Who can be a friend of Putin?

Putin and his friend?
Reuters

Welcome to today’s Motherland Russia blog! It is time to analyze Putin’s relationships with other states and their leaders. If we try to study the causes for cooperation or clashes among countries, the line between two main factors becomes blurry: on the one hand, we have the historical friendship said states have had and on the other hand, we have the animosity their current leaders show. It is obvious that Putin’s relationship with different world leaders has an important impact on Russia’s foreign policy. What might not be so clear are the causes leading to the actions that Putin takes towards another state or vice versa. We will blame it on Ideology.

First, it is necessary to have some basic knowledge of Russian politics.

United Russia is the biggest party, and has constituted the majority of the Duma since 2007. Their de facto leader is, of course, Vladimir Putin, who rules following what it is known as Russian Conservatism.

As part of this conservative ideology, strong and well-established institutions become a key factor for the success of the state. Consequently, it is not surprising that United Russia preaches for the Government’s intervention in the economy and opposes in all ways possible to the effects of globalization and economic liberalism (although there is a maximum to which this ideal can be pushed, since Russia’s economy is highly dependent on its natural resources’ trade, among other assets).

Nevertheless, today, the Russian system does incorporate elements of free trade and privatization, which did not happen under the old Communist system. Thus, even though many elements of a past ideology and a past era are present, Russia has undergone severe changes in its system after the Cold War

Is Russia more compatible with liberal capitalist Western states and their leaders?

Now that we know Russia is not a communist system per se, is the country more compatible with liberal capitalist Western states and their leaders? Again, the answer is: not really.

If we examine this point from a foreign policy perspective, it is not truly difficult to realize that relations between the West and Russia are still pretty tense. We could attribute this situation to the leftovers of centuries of fighting with Europe, or to the culmination of Russia’s deviation from the West through the Cold War. But the truth is that everything comes back to ideology and to Putin’s nationalist discourse, which attempts to convince the citizenship that the Russian Federation can be as influential as its Empire once was. 

Comparing it to the US, not even the most Republican of all Republicans will have the impact, population-wise, that the conservative ideology of the post-Communist era has had. America will still be the cradle for capitalism, liberalism and political freedoms; meanwhile, the Kremlin is more than happy to portray the opposite image. Territorial disputes, with Georgia or Ukraine as the best examples, are a consequence of Russia’s nationalism. And nationalism is a core characteristic of the government’s ideology so… antagonism between Europe or NATO and Russia is not likely to disappear anytime soon.

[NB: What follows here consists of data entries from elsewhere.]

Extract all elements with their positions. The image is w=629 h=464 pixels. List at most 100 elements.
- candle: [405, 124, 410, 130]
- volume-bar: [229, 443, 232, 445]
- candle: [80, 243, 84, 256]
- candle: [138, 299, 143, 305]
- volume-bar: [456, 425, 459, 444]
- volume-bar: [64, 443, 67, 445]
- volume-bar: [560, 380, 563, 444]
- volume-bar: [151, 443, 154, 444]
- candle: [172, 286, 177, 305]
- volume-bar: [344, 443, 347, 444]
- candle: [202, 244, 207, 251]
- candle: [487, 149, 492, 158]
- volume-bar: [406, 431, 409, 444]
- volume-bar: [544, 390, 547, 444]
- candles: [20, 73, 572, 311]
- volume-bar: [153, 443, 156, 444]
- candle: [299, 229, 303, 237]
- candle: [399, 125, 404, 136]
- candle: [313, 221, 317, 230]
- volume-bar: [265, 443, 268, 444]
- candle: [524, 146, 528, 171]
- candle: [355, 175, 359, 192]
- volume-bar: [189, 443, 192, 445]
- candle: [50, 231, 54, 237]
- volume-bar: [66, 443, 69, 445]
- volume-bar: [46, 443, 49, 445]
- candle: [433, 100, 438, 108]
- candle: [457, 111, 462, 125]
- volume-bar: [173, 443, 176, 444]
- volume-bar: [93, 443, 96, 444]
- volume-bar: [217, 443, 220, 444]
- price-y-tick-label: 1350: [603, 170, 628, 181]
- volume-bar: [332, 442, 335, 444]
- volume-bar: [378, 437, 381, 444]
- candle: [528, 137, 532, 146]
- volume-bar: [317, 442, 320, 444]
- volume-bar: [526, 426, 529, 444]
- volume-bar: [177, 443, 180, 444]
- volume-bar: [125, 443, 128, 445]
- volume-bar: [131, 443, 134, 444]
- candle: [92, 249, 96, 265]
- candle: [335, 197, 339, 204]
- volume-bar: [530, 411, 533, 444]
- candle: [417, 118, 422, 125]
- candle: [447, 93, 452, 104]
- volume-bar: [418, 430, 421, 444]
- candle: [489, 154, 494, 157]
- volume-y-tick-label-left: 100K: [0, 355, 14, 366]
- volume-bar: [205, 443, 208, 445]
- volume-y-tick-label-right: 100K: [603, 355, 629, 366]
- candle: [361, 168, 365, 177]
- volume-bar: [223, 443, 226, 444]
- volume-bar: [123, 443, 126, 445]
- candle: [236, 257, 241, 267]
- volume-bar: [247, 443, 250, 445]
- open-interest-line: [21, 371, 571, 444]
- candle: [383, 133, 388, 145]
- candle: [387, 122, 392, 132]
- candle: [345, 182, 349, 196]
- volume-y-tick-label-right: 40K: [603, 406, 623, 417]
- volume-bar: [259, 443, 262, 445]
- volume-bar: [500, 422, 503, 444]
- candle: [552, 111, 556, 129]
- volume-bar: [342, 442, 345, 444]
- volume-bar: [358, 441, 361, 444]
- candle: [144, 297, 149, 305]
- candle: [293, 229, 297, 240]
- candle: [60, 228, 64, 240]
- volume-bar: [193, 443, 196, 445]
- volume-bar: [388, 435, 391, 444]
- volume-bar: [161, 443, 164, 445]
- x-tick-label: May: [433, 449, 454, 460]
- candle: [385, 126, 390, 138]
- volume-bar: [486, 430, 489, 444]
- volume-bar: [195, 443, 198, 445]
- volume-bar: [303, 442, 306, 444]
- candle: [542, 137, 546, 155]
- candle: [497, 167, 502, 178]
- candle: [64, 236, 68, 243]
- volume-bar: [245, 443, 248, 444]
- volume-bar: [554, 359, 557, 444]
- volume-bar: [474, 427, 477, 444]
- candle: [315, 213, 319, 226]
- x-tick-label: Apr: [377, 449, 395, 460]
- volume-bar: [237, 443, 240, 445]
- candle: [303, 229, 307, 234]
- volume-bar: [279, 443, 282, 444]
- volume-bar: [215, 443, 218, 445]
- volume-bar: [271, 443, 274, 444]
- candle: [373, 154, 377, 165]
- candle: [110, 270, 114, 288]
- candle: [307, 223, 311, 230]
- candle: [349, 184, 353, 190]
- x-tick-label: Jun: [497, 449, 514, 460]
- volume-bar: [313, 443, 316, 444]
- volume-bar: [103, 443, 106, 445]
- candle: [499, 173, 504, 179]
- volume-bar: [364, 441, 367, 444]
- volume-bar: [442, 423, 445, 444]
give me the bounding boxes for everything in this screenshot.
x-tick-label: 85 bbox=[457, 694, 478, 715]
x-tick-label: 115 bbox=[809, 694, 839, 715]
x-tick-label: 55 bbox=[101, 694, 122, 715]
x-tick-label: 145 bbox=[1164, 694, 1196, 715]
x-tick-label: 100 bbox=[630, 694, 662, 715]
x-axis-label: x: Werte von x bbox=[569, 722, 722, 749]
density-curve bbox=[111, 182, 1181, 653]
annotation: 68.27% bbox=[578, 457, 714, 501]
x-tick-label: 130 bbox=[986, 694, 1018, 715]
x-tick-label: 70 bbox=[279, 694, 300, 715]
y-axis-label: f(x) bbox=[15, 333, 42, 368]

In any case, why would Putin need any of the Western countries as allies?

Putin has found plenty of friends in the emerging world. It is true, while Putin and his government ought to remain respectful towards the West in order to preserve their trade agreements, the main goal is to gain influence in the rest of the globe. Great examples of these friendships are mostly seen on how supportive the Russian Federation is towards authoritarian regimes. Some of the most recent examples? Venezuela or Syria make it to the top. In these cases, we see how Putin has openly supported the legitimacy of both Maduro and Assad, basing his claims on International Law.

The Pew Research Center has gathered international public opinion data on Russia, and the findings coincide with the above information. Among the most favourable countries, we can find Vietnam or South Korea, but also some African states.

China? The information is mixed. While there has been an increase of friendly relations between both countries, especially in the form of trade and military ties, in the end, they are competing for the position as the new world’s hegemon. The Sino-Russian relationship, while still threatening to the West, has a lot of issues to overcome, especially the struggle for power in Asia.

As you can see, Russia’s foreign policy is anything but simple. Putin’s opinions on other leaders have a lot of influence in the decisions the Russian government will take (visible when analyzing the ties he has built with the countries previously mentioned), but the way the system has been built has a big role to play. Nonetheless, the system is, indeed, a reflection of Putin’s personal ideology. As a result, drawing the line between history and current ideological reasons becomes almost impossible (particularly in countries with controlled citizen freedoms… hey there Russia).